The solution to the Equation (144) in terms of (130) is:

$$\begin{array}{ccc}\hfill & & \mathbf{y}\left(t\right)=\mathrm{diag}\left[\frac{1-exp(-w_{i}t)}{w_i}{y}_i\left(0\right)\right]+\hfill \\ & +& \mathrm{diag}\left[\frac{(1-exp(-3w_{i}t)(exp\left(3w_{i}t\right)-1))}{9w_i}\right]\tilde{C}{\mathbf{y}}^{\left(2\right)}\left(0\right).\hfill \end{array}$$

(147)

Diagonal matrices are $(3\times 3)$.

The optimal linear feedback control problem is written as

$$\begin{array}{ccc}\hfill & & J(C,\mathbf{y}\left(0\right))={\int }_{t=1}^3{\mathbf{y}}^{⊺}(t,\tilde{C})\mathbf{y}(t,\tilde{C})dt\Rightarrow min,\hfill \\ & & {\tilde{C}}^{-1}\mathbf{w}\ge \mathbf{0}.\hfill \end{array}$$

(148)

To solve this problem, a random search algorithm was used with inversion at each step of the matrix and checking the boundary of the feasible region. The calculation results are presented in

Table 3. Calculated investment attractiveness (feedback control).

Years	CN	FR	USA
2016	0.19	0.20	0.38
2017	0.29	0.09	0.23
2018	0.21	0.15	0.27
2019	0.20	0.22	0.25
$\delta$	0.089	0.054	0.063

.

From a comparison of Table 2 and Table 3, it can be seen that the mathematical model of a positive DSEO with feedback control more adequately describes the dynamics of investment attractiveness in the three-regional system.

8. Conclusions

A positive dynamical system with an entropy operator was considered. A theorem was proved on the stay of the trajectories of the system in the non-negative orthant of the state space near the initial perturbations from this subspace. Conditions for the existence, uniqueness ,and localization of a nonzero singular point were obtained under program control and feedback control. Applying the linear majorant of the entropy operator, the boundaries of the localization region were obtained.
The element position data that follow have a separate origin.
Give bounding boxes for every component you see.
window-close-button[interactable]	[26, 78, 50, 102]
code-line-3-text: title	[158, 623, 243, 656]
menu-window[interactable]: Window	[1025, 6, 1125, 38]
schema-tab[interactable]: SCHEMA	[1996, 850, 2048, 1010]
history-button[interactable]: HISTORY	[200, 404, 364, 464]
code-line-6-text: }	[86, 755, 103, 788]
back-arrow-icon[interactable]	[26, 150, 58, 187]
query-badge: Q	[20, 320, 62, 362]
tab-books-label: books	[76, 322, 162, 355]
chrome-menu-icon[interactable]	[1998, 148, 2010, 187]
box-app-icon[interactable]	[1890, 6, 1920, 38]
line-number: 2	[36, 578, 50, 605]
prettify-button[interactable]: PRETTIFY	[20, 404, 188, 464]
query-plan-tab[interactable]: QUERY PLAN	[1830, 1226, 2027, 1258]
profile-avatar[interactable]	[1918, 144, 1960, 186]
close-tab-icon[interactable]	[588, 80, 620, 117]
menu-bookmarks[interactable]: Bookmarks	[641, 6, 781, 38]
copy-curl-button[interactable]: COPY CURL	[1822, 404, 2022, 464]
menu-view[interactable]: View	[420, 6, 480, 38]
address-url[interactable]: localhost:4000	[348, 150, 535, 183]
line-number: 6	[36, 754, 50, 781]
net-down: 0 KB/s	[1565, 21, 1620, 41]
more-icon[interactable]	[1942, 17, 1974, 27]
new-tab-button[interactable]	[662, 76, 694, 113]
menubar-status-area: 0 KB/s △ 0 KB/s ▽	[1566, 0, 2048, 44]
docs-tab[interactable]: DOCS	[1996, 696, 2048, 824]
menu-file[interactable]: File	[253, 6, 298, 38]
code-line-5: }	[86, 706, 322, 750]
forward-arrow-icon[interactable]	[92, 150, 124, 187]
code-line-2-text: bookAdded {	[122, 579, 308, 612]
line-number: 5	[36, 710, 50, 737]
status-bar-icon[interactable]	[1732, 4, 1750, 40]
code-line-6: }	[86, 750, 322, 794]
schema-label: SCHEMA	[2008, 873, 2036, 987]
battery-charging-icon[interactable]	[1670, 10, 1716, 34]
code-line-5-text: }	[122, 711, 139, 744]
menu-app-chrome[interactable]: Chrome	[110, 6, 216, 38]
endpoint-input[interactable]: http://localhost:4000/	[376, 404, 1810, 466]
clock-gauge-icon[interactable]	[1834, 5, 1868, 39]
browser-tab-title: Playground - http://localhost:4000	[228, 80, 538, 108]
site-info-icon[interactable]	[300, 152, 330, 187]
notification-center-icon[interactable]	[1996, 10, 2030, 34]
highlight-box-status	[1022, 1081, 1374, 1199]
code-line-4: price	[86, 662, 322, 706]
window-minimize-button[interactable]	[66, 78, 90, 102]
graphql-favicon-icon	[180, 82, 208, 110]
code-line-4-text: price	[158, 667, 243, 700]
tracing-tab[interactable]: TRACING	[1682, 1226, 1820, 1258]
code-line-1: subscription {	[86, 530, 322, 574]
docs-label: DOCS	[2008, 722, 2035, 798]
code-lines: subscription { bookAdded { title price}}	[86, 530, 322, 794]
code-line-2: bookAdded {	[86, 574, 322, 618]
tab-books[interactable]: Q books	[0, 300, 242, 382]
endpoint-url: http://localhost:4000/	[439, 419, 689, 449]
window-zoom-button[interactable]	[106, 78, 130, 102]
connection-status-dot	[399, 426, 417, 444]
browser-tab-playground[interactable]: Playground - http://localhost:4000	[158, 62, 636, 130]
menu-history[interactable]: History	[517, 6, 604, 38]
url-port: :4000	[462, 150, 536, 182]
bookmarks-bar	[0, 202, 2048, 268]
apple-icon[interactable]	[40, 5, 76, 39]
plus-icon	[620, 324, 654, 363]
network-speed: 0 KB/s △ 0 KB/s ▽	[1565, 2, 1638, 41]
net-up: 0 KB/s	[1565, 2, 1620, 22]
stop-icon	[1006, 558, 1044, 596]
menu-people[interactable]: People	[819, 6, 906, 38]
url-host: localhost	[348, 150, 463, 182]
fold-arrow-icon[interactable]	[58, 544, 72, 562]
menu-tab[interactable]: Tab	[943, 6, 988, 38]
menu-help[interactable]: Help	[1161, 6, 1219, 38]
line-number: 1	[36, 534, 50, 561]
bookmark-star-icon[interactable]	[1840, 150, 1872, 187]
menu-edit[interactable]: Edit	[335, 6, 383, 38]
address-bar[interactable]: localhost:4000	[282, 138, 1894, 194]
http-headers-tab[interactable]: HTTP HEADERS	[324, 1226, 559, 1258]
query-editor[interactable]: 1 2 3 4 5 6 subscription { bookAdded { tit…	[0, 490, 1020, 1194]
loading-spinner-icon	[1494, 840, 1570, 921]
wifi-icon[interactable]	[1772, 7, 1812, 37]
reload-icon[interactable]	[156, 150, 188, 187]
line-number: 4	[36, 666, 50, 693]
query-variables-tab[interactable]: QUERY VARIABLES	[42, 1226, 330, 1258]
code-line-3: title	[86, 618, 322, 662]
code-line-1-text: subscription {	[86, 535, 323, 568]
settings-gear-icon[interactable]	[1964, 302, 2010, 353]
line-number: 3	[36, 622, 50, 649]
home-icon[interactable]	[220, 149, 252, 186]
The problem of stability of singular points was investigated. It was shown that, in the absence of control, the zero singular point was unstable, and not zero did not exist. Conditions for the existence and stability of a nonzero singular point were obtained under program control and feedback control.

A method for the synthesis of quasi-optimal control using the integral quadratic functional of quality and conditions for the existence of a singular non-zero point was developed.

The methods used in the article could be applied to study the dynamic properties and optimize the distribution system of regional flows of foreign direct investment. The advantages of using feedback control were shown.

It should be noted that the proposed method for studying program control and feedback control is based on sequential approximation of control using functional series. Therefore, the question of estimates of the accuracy of the approximation to the optimal solution remains open.